- China's stimulus package has boosted market sentiment and pushed the Chinese yuan to a 16-month high.
- The People's Bank of China cut interest rates and reduced bank reserve requirements.
China's massive stimulus package for its battered economy has boosted market sentiment and injected confidence into the Chinese yuan.
On Tuesday, China's top regulators appeared at a press conference together in an effort to boost market sentiment. At the briefing, People's Bank of China, or POBC, governor Pan Gongsheng announced cuts to several interest rates and a reduction in the amount of money banks need to hold in reserve.
"The PBOC unleashed policy euphoria as markets deemed the 'big guns' unleashed with the rash of aggressive stimulus," Vishnu Varathan, Mizuho's macro research head for Asia excluding Japan, wrote in a note on Wednesday.
This not only boosted China's previously downbeat stock markets, but also helped the yuan pull off a "remarkable surge," Varathan added.
On Wednesday, the US dollar to offshore Chinese yuan, or CNH rate fell to as low as 6.9951, the first time it breached the 7 per dollar level since May 2023. This means $1 could buy fewer Chinese yuan.
The USD/CNH is about 1.6% lower so far this year. The currency pair was now around the 7.01 level at 12 p.m. in China Standard Time.
To be sure, the yuan has been strengthening recently, and this trend is not all thanks to China.
The US Federal Reserve announced a big interest rate cut last week. This is putting pressure on the US dollar, because rate cuts mean yields in dollar assets would be falling.
In anticipation of the Fed rate cut, the yuan has been strengthening against the dollar since end-June, in part because some Chinese exporters have been repatriating dollar earnings they were hoarding.
In August, capital inflows into China reached $7 billion — the first inflow since July 2023, according to an analysis from Larry Hu, the head of China economics at Macquarie Group.

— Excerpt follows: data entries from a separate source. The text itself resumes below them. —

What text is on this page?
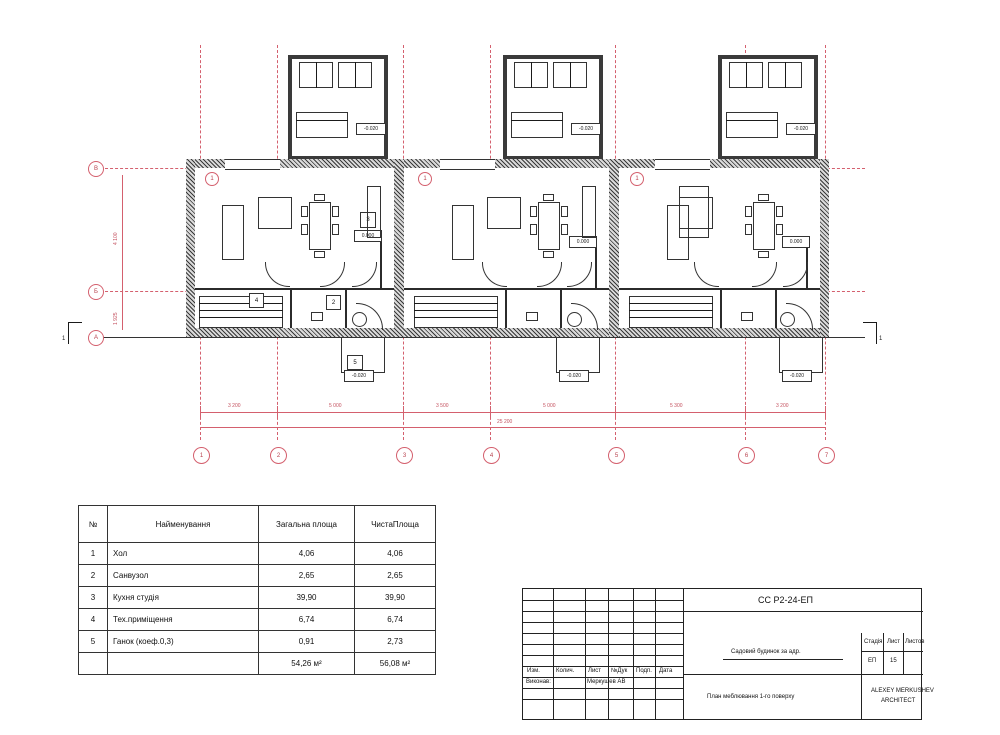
В
Б
А
4 100
1 925
1	1
-0.020	-0.020	-0.020
3
0.000
4	2
1
5
-0.020
0.000
1
-0.020
0.000
1
-0.020
3 200	5 000	3 500	5 000	5 300	3 200
25 200
1	2	3	4	5	6	7
№	Найменування	Загальна площа	ЧистаПлоща
1	Хол	4,06	4,06
2	Санвузол	2,65	2,65
3	Кухня студія	39,90	39,90
4	Тех.приміщення	6,74	6,74
5	Ганок (коеф.0,3)	0,91	2,73
		54,26 м²	56,08 м²
Изм.	Колич. Лист №Дук Подп. Дата
Виконав:	Меркушев АВ
CC P2-24-ЕП
Садовий будинок за адр.
План меблювання 1-го поверху
Стадія Лист Листов
ЕП 15
ALEXEY MERKUSHEV
ARCHITECT
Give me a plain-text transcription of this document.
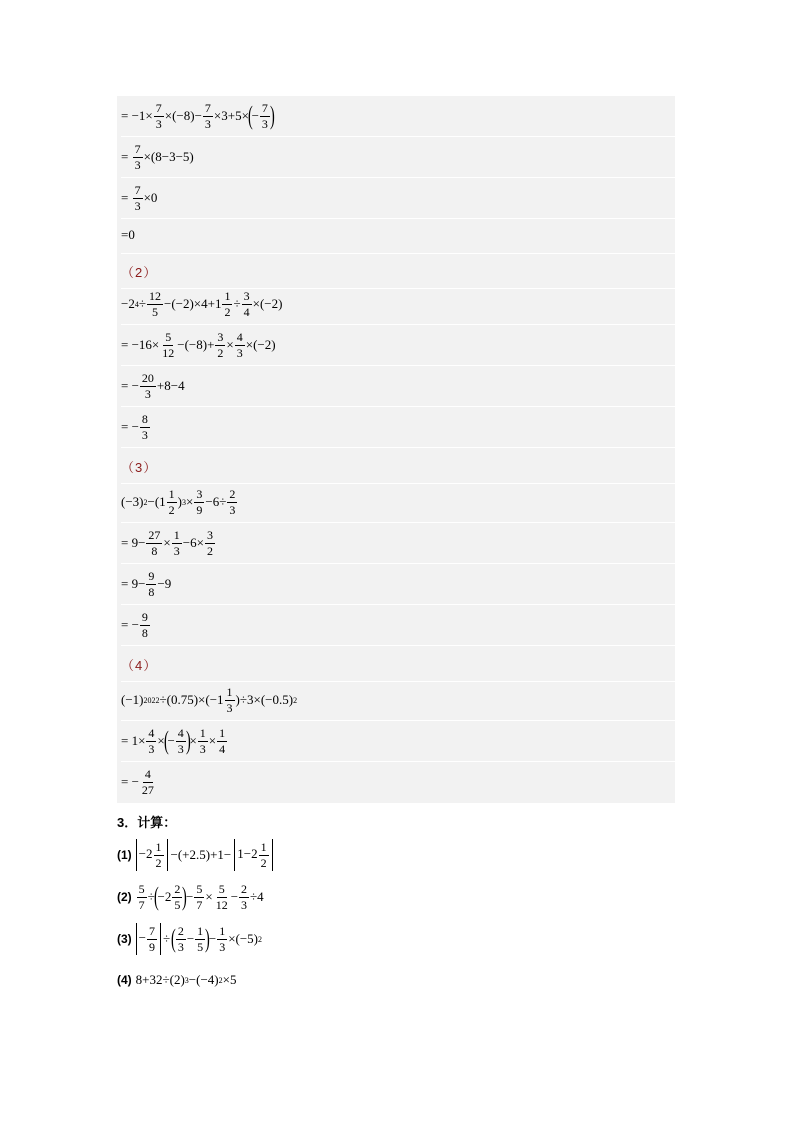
= $-1\times \frac{7}{3} \times(-8)- \frac{7}{3} \times 3+5\times$
(
− $\frac{7}{3}$ )
= $\frac{7}{3} \times(8-3-5)$
= $\frac{7}{3} \times 0$
=0
（2）
−2 $4 \div \frac{12}{5} -(-2)\times 4+1 \frac{1}{2} \div \frac{3}{4} \times(-2)$
= $-16\times \frac{5}{12} -(-8)+ \frac{3}{2} \times \frac{4}{3} \times(-2)$
= − $\frac{20}{3} +8-4$
= − $\frac{8}{3}$
（3）
(−3) $2 -(1 \frac{1}{2}$ ) $3 \times \frac{3}{9} -6\div \frac{2}{3}$
= $9- \frac{27}{8} \times \frac{1}{3} -6\times \frac{3}{2}$
= $9- \frac{9}{8} -9$
= − $\frac{9}{8}$
（4）
(−1) $2022 \div(0.75)\times(-1 \frac{1}{3} )\div 3\times(-0.5)$ 2
= $1\times \frac{4}{3}$ ×
(
− $\frac{4}{3}$ )
× $\frac{1}{3} \times \frac{1}{4}$
= − $\frac{4}{27}$
3．计算：
$(1) -2 \frac{1}{2} -(+2.5)+1- 1-2 \frac{1}{2}$
$(2) \frac{5}{7}$ ÷
(
$-2 \frac{2}{5}$ )
− $\frac{5}{7} \times \frac{5}{12} - \frac{2}{3} \div 4$
$(3) - \frac{7}{9}$ ÷ ( $\frac{2}{3} - \frac{1}{5}$ )
− $\frac{1}{3} \times(-5)$ 2
(4) 8+32÷(2) 3 −(−4) 2 ×5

Exporters also converted $37 billion of foreign exchange into the yuan — the highest level since September 2022, Hu added.
A strong yuan is bad for exports
Even though a strong yuan signals confidence in China's economy, analysts aren't sure the gains will hold.
That's because a stronger yuan would make China's exports more expensive and less competitive.
Given that China's consumer confidence is really weak and domestic demand is flagging, while exports — a key pillar of the country's economy — have been robust, Beijing may not be happy keeping the yuan stronger for longer.
As Swiss private bank Lombard Odier's CIO office wrote on Tuesday, there is a "fundamental inconsistency" between a strong yuan and credible reflation, which refers to policies intended to reverse deflation — an economic challenge China is facing now.
China has a tight grip on the yuan, so Beijing does have a big influence on the currency.
On Tuesday, Pan said China will prevent the markets from forming one-sided expectations and guard against the risk of the yuan overshooting so that the currency's exchange rate can be at a "reasonable and balanced level."
On Wednesday, China's central bank indicated its neutral stance on the yuan via way of its daily midpoint fix, which it pegged at 7.0202 per dollar — this is against the 7.0206 traders and analysts had estimated in a Bloomberg survey. The yuan is allowed to trade within a 2% range above or below the midpoint.
Macquarie's Hu wrote in his note on Friday that there may limited room for the yuan to gain further.
"While the falling US yield may encourage exporters to convert more dollars into RMB, the main determinant of exporters' FX conversion is China's domestic demand and business confidence, which remain weak," wrote Hu, referring to the renminbi, the official name for the Chinese currency.
"The PBOC may not want to see a rapid CNY appreciation that hurts exports, the main bright spot for now," he added.